En 2016, Carla Maier investigó el sonido del skateboard en la ciudad. Se dio cuenta de que el patinador activaba sónicamente las superficies de la ciudad. En su opinión, los patinadores forman parte de la lucha de los desposeídos por un espacio propio, un fenómeno permanente en las ciudades desde sus orígenes. El sonido que emiten sirve para entender las superficies de la arquitectura urbana y, al mismo tiempo, a los patinadores les resulta útil escucharse para saber qué trucos pueden hacer y cuáles no. Como conclusión, Maier dedujo que el sonido del skate incorpora nuevas formas de activar, componer y pensar la ciudad, puesto que los espacios urbanos no tienen significados por sí mismos, solo se vuelven significativos a partir de la relación que tienen con las personas que los habitan y utilizan.

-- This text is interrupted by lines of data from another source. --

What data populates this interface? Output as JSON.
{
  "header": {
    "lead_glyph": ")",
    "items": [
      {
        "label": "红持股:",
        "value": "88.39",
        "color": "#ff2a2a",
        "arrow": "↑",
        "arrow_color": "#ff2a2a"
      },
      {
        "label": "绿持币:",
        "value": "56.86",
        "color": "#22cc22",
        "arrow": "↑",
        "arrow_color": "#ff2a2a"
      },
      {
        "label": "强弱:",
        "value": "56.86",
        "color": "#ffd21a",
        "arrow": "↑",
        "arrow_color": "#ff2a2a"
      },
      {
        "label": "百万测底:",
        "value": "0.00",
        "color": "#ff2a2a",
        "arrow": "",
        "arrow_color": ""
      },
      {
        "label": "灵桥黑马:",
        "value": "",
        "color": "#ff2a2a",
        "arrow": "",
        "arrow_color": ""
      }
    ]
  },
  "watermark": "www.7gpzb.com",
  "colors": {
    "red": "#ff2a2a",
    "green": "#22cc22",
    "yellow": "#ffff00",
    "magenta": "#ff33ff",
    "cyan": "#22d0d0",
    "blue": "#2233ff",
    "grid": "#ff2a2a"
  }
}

Ese mismo año Vincent Battesti y Nicolas Puig publicaron su estudio sobre los sonidos de la ciudad de El Cairo. Una investigación antropológica realizada a partir de decibelios que definía el concepto de comunidades acústicas, espacios que ofrecen protección al ciudadano. Lugares donde los sonidos tienen un papel tranquilizador.

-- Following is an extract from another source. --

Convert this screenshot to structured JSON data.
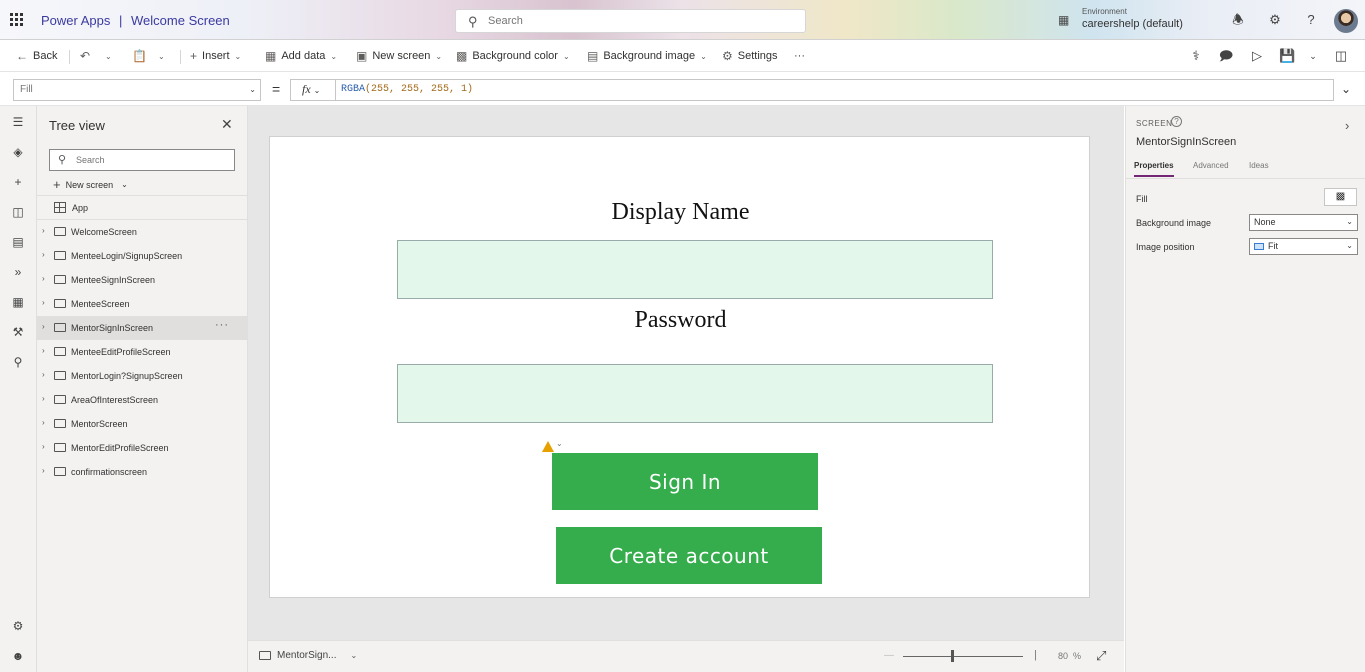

Son cazadores de sonidos. Los estudian y clasifican, como los entomólogos con los insectos. Uno de los mayores exponentes en España del estudio de diferentes materias a través de enfoques sónicos es el Audio-Lab de Bera de Bidasoa (Navarra). Xabier Erkizia, uno de los fundadores del proyecto, se define como un trabajador de la cultura de la escucha. Viaja constantemente por los cinco continentes recogiendo horas de sonidos cotidianos o de lugares insospechados. Todos los materiales los reúne y clasifica en mapas de sonidos, una labor desconocida, pero de un valor incalculable. Cada pequeño cambio social o tecnológico puede modificar e incluso hacer desaparecer sonidos que nunca más volverán a producirse.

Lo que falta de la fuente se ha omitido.